The cartels have diversified their business to gain all manner of control: diverting petroleum, hijacking cargo from trains and trucks, extorting insurance companies. Essentially, they have taken on the characteristics of a classic mafia organization or warlord, not of a traditional drug trafficking organization. Many young men are attracted to the border area to work in the maquiladoras (the factories that have sprung up on the Mexican side of the border in recent years) and immigrate into the U.S. This gives the drug cartels an unlimited supply of young men to recruit as soldiers. In the past, the drug trafficking organizations were familial. Now, they see their men as expendable.

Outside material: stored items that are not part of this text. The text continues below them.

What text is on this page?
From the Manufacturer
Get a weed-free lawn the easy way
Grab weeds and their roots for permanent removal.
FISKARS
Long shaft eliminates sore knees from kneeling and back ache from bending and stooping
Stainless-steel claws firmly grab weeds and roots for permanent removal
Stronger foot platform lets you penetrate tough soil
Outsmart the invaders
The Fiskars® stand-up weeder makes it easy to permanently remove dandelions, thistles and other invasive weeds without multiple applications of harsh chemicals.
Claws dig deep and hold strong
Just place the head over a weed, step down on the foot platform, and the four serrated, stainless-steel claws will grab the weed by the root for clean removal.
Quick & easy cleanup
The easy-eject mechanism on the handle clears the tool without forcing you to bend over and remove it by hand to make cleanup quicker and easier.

The all-out war we see in Mexico is enabled by this unlimited supply of mercenaries combined with a steady stream of weapons from the U.S. “The only way this war for regional control can continue to function is with a continuous supply of high-powered weapons,” he says. Yet U.S. politicians have done little to really clamp down on gun trafficking to Mexico by passing common sense laws such as restrictions on military grade weapon sales and sales at gun shows, instituting common sense reporting requirements (like of multiple purchases of assault rifles) or lifting gun lobby-pushed restrictions on the ATF that limit the agency’s investigative abilities.

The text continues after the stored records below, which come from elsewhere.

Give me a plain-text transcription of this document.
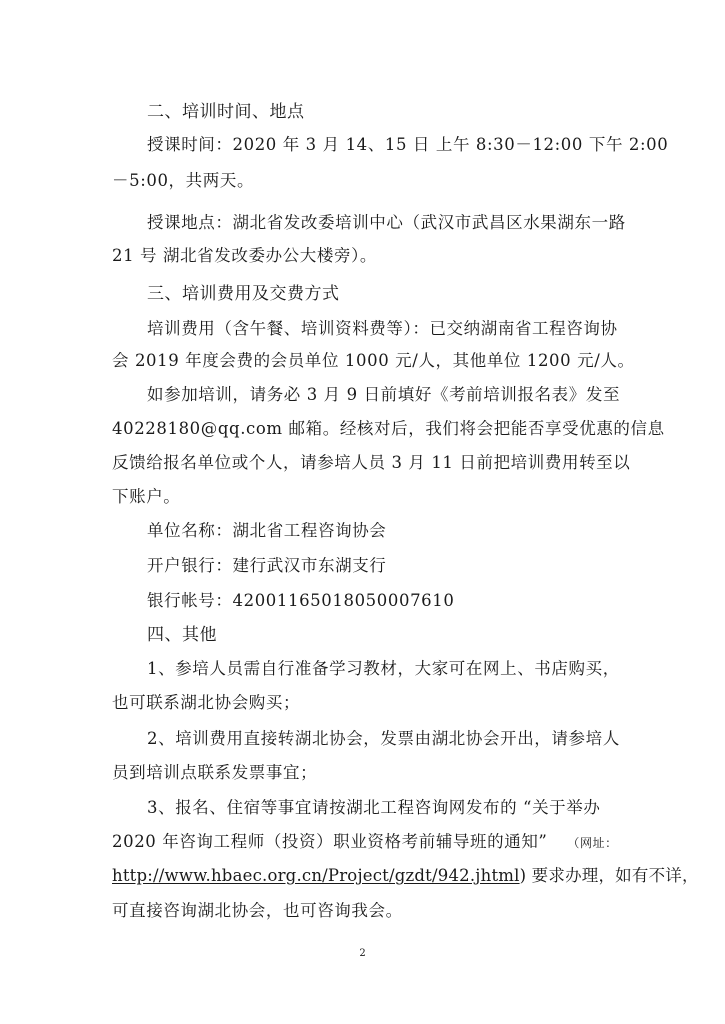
二、培训时间、地点
授课时间：2020 年 3 月 14、15 日 上午 8:30－12:00 下午 2:00
－5:00，共两天。
授课地点：湖北省发改委培训中心（武汉市武昌区水果湖东一路
21 号 湖北省发改委办公大楼旁）。
三、培训费用及交费方式
培训费用（含午餐、培训资料费等）：已交纳湖南省工程咨询协
会 2019 年度会费的会员单位 1000 元/人，其他单位 1200 元/人。
如参加培训，请务必 3 月 9 日前填好《考前培训报名表》发至
40228180@qq.com 邮箱。经核对后，我们将会把能否享受优惠的信息
反馈给报名单位或个人，请参培人员 3 月 11 日前把培训费用转至以
下账户。
单位名称：湖北省工程咨询协会
开户银行：建行武汉市东湖支行
银行帐号：42001165018050007610
四、其他
1、参培人员需自行准备学习教材，大家可在网上、书店购买，
也可联系湖北协会购买；
2、培训费用直接转湖北协会，发票由湖北协会开出，请参培人
员到培训点联系发票事宜；
3、报名、住宿等事宜请按湖北工程咨询网发布的 “关于举办
2020 年咨询工程师（投资）职业资格考前辅导班的通知” （网址：
http://www.hbaec.org.cn/Project/gzdt/942.jhtml) 要求办理，如有不详，
可直接咨询湖北协会，也可咨询我会。
2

Holmes notes that the Democrats control Congress and the White House, but they haven’t been willing to take on the gun lobby. “They haven’t got the guts, and I don’t think they understand how important it is to the future of our hemisphere,” he says. He calls the inaction on gun trafficking by Congress “disgraceful.” “Here is an opportunity to do something about the weapons fueling the Mexican criminal enterprise and they have done zero. They allowed previous restrictions on assault weapons to expire.”
Holmes says he does not think U.S. residents or political leaders fully grasp the significant threat posed by the increasing power of the Mexican cartels. “They are in a position to blockade trade between the U.S. and Mexico,” which would disrupt the economy of the entire hemisphere, he says. “I don’t think the general public of the U.S. has any idea how threatening the situation is or that Congress adequately appreciates it. I think that time is very short … that we and our contemporaries have to reverse this trend.”
Instead of focusing on gun trafficking, Holmes notes that politicians nationally and in Arizona have instead focused on immigrants and illegal immigration. “It doesn’t make the least bit of difference how many immigrants are in the United States at any given time to make the threat of Mexican criminal enterprises a clear and present danger to the United States’ hemispheric interests,” Holmes says. The cartels “don’t need to cross the border. They could stay in Mexico, throttle U.S.-Mexico trade and our hemispheric economy is dramatically disrupted . . . . What’s going to happen next is the representative government in Mexico is under question about whether it can survive.”
“We are spending our energy worrying about individuals crossing the border. We should be worried if there is going to be a Mexican economy five years from now,” he says. “It is tragic. We’re not doing nearly enough, and we are not succeeding.”
[*Author's Note: Ideally, I would have posted a verbatim transcript of my conversation with Holmes. However, my digital recorder died (and not just the batteries) right before the interview. As I always told my journalism students at Arizona State: this is why you take good notes.]